The Application Model’s node structure is customizable as well. You can add custom nodes and properties to custom and default nodes. To learn how to do this, refer to the Extend and Customize the Application Model in Code topic.
Application Model’s Layered Structure
While customizing the Application Model in different places of your application, you should be aware of the order in which the Model is generated. Internally, the Application Model has a layered structure.
- At its base, there is the zero layer. The generation of this layer is based on the code of the application’s referenced modules.
- Higher, there are layers for each module of the application, represented by the modules’ XAFML files. Additionally, if there are XAFML files in the application’s referenced modules, they form layers as well. The sequence of these layers is detailed in the picture below.

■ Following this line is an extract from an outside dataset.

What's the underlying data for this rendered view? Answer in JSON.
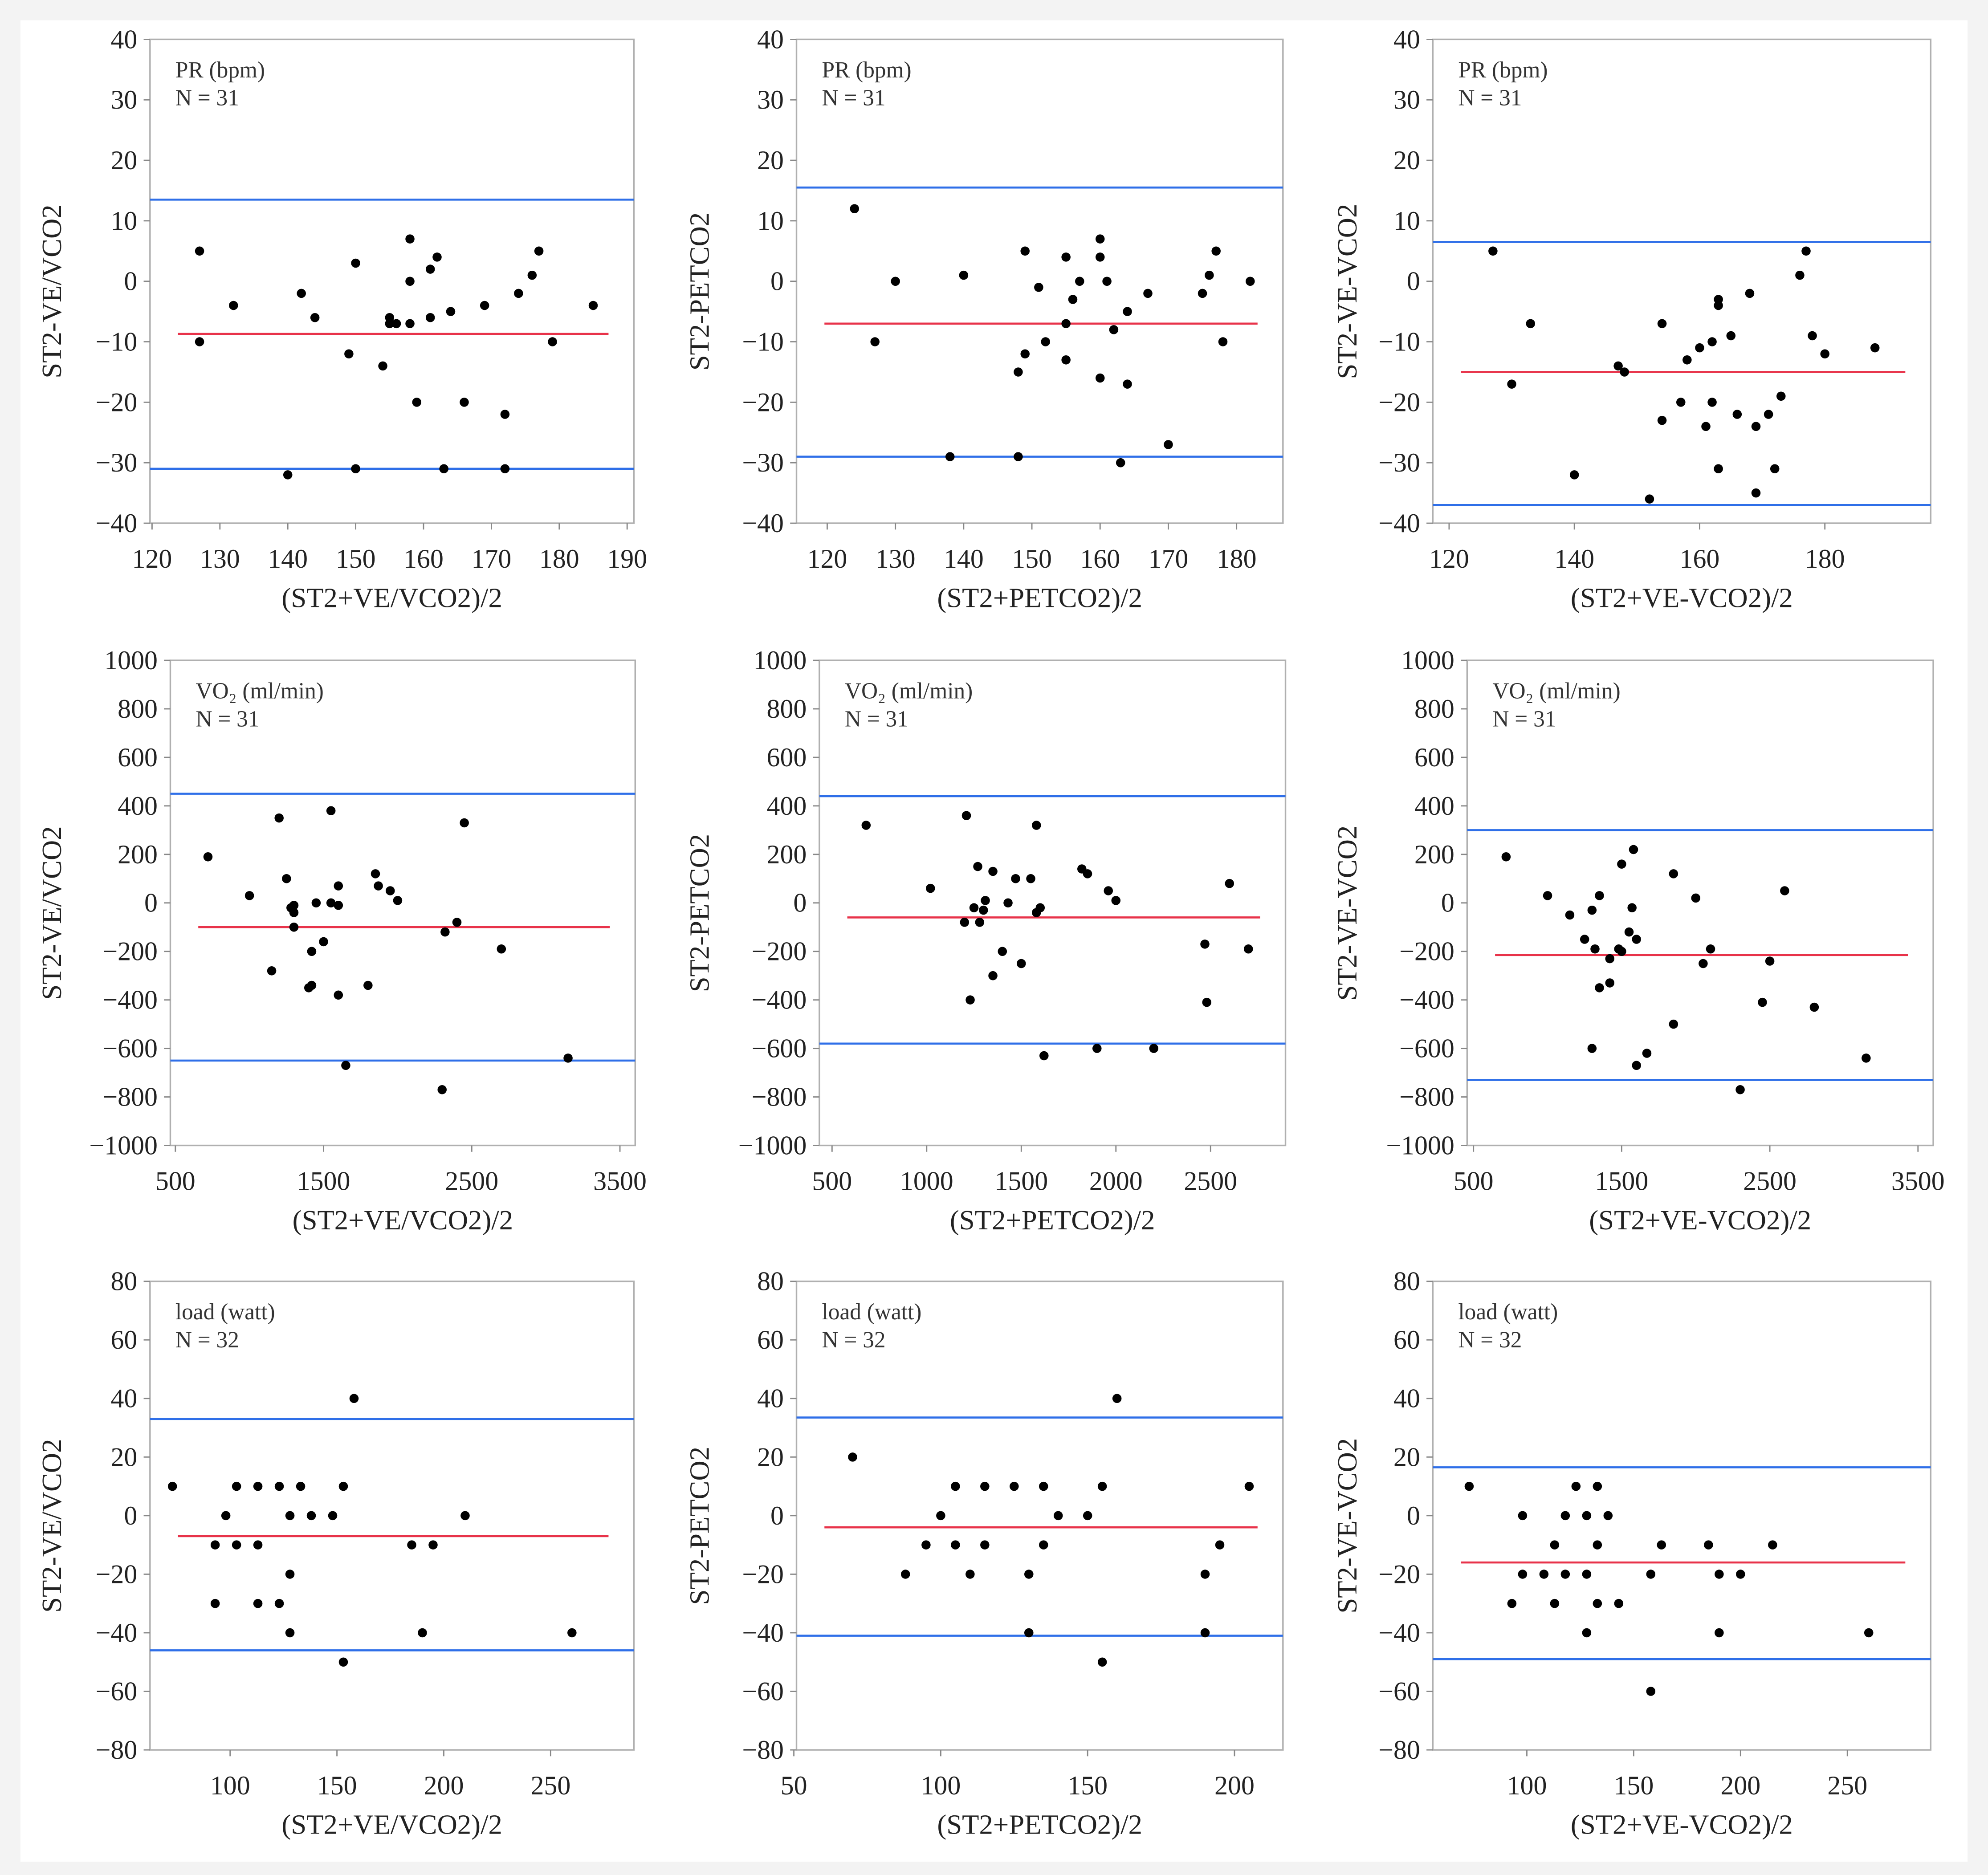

- Then, there is a layer for the application project’s XAFML file.
- At the top is the layer with end-user customizations, stored in the Model.User.xafml file (in WinForms applications), in session (in the ASP.NET Web Forms application) or in a database.
Finally, there is the master layer. It does not contain any information itself. It serves as a proxy to all other layers. Usually, when you access the Application Model, you deal with the master layer.
The Application Model is not fully generated at once. Each section is generated on demand, when required. When getting information from a certain node is required, the request is addressed to the master layer. The master checks if the required information is already generated at the zero level. If not, the required piece of the Model is generated there. Then, the master checks all other layers, superimposes them with the information generated at the zero level, and returns the requested information. If the layers contain various data, the topmost layer is taken into consideration. The information on the intermediate layers is not modified.
When changing data is required, the master creates the corresponding piece of the model (the node to be modified and its parents) in the top layer and then saves the changes there.
To collect information for the Application Model’s nodes, all the modules that are used by the project for which the Model is generated are scanned. In each module, the information from the code is collected and the referenced modules are scanned. The order in which the modules are scanned is demonstrated in the following picture.
This image illustrates a simple “MySolution” XAF WinForms application. The BusinessClassLibraryCustomizationModule and SystemModule are the modules required by the MySolution module. The MySolutionModule and SystemWindowsFormsModule are the modules required by the MySolutionWindowsFormsModule. When generating the Application Model, the BusinessClassLibraryCustomizationModule and SystemModule are scanned first. Since these modules reside at the same level on the dependency tree, there is no guaranteed order. The SystemModule may come first or last. Then, the MySolutionModule and SystemWindowsFormsModule are scanned. And again, since these modules reside at the same level on the dependency tree, there is no guaranteed order between them. Finally, the MySolutionWindowsFormsModule is scanned.
You can learn which modules take part in the Application Model generation by using the Application Designer‘s Modules section. It lists all the modules that are added to the application project, the modules that are used by the added modules, and so on. In addition to the Application and Module Designers, there are alternative approaches to adding a module. For instance, you can list the required modules in the application project’s configuration file. For details on these approaches, refer to the Ways to Register a Module topic. The list of the modules used to generate the Application Model includes the ones that are added, using all the possible approaches.